By: Diana Barnes-Brown for Heart1Researchers of the Framingham Heart Study in Framingham, Massachusetts have invented a questionnaire that they say will help patients learn their own risk of developing heart disease after providing a few simple answers.
To complete the questionnaire, patients must fill out a one-page form asking for information about factors such as cholesterol, high blood pressure, diabetes, and smoking. Patients can fill out the questionnaire either by hand or on a computer, and as long as they have the necessary data on hand, their score can be processed immediately and either sent to doctors or used by patients themselves to aid in the practice of good heart health.
The questionnaire has the potential to provide advantages for patients and caregivers both, because it offers a single “universal” number rather than a series of complex test results that have to be reinterpreted every time they are examined. Also, the questionnaire gives patients a reading of where their own numbers are in comparison to those belonging to people with a clean bill of health.
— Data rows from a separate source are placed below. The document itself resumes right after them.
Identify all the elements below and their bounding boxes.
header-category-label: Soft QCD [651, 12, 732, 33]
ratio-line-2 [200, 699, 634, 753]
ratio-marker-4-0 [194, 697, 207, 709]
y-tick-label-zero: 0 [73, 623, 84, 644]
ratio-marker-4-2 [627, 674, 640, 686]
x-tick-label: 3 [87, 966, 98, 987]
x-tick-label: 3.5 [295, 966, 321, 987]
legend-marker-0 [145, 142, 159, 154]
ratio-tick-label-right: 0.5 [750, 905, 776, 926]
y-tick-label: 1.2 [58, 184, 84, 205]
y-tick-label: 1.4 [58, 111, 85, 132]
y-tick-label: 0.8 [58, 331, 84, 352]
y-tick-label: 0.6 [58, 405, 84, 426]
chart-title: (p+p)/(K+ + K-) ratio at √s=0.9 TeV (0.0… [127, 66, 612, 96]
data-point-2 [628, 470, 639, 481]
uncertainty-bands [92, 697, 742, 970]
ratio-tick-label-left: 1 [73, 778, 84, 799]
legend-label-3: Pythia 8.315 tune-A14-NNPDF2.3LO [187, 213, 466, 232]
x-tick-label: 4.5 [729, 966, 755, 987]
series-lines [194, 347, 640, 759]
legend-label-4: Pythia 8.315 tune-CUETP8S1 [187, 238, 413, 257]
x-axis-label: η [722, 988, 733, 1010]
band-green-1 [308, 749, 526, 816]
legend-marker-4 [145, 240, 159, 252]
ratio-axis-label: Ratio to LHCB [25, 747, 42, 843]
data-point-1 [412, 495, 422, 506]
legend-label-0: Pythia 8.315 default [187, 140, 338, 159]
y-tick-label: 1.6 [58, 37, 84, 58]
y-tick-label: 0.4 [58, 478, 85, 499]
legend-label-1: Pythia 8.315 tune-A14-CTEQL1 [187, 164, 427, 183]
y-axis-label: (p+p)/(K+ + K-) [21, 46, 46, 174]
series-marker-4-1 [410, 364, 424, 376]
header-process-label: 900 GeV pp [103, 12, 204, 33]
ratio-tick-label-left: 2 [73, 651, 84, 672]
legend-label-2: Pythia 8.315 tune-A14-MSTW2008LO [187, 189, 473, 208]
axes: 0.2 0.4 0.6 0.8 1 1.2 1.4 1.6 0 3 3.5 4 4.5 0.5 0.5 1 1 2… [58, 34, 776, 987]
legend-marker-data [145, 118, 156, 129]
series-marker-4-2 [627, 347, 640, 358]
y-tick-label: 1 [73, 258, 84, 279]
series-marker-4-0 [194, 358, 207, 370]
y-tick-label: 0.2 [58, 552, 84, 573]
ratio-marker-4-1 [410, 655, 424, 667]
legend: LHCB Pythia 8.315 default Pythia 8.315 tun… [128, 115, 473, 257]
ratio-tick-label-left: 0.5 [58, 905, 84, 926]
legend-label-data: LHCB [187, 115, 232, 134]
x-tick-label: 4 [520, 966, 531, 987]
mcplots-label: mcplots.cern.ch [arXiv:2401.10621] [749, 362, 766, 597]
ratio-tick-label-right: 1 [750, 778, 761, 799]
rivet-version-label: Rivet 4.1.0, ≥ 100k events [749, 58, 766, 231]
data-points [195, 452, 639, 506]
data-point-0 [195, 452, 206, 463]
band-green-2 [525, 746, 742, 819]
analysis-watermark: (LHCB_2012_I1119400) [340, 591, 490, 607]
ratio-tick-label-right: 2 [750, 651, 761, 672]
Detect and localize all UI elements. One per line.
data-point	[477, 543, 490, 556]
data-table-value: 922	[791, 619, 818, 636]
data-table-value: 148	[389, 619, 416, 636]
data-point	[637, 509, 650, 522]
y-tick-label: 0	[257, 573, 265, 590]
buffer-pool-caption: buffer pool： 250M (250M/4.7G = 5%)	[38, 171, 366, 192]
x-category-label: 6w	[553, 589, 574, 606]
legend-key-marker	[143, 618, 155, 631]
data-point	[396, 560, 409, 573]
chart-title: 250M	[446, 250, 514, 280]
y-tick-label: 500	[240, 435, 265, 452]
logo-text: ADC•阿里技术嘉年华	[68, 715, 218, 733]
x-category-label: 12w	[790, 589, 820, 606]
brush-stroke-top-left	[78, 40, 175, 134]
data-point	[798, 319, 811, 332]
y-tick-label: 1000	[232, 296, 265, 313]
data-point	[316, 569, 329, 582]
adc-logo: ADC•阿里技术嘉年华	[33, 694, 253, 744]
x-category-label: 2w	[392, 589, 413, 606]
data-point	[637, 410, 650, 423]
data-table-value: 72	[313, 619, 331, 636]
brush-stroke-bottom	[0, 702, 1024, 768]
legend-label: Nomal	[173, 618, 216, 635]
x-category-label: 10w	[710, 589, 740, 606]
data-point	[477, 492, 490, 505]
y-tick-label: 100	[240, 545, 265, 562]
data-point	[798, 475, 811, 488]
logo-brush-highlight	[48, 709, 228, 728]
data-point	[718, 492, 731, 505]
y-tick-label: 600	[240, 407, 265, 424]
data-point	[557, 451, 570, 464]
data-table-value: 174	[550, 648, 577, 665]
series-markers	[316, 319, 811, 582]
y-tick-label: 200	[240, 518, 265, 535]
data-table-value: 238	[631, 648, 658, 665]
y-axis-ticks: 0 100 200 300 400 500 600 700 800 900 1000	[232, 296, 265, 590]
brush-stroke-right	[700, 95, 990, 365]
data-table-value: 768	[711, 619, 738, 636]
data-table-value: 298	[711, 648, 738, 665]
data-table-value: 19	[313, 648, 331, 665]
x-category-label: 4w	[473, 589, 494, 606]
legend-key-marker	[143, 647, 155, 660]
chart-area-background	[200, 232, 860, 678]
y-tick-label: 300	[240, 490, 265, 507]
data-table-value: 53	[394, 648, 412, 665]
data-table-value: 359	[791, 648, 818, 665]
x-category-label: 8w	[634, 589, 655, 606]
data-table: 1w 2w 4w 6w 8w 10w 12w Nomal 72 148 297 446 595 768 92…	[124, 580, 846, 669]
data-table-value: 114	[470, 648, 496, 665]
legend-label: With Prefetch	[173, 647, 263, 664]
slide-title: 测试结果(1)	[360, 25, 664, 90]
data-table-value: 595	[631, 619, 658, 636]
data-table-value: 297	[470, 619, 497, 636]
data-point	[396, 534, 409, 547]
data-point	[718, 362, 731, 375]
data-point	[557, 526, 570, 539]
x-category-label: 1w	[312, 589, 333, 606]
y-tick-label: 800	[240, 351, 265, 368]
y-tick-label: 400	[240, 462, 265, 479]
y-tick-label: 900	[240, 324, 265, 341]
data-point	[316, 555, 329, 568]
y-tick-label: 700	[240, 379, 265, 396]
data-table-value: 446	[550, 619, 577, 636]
The assessment technique is still a novelty in the medical community, but if it is found to be an accurate indicator over time, it could be instrumental in making heart risk assessment much easier and far more efficient. It also has the potential to help the average patient get more involved in his or her heart health, by turning a range of confusing information into an informative, easy-to-interpret number on a relativity scale.
The Framingham Heart Study is a research project that began roughly 50 years ago, thanks to the U.S. Public Health Service’s decision to base their epidemiological heart health study in the area. Since then, it has grown with the help of funding and researchers from the National Heart Institute (now known as the National Heart, Lung, and Blood Institute) and the Boston University School of Medicine. The Study has been responsible for a number of influential findings regarding heart health and risk factors.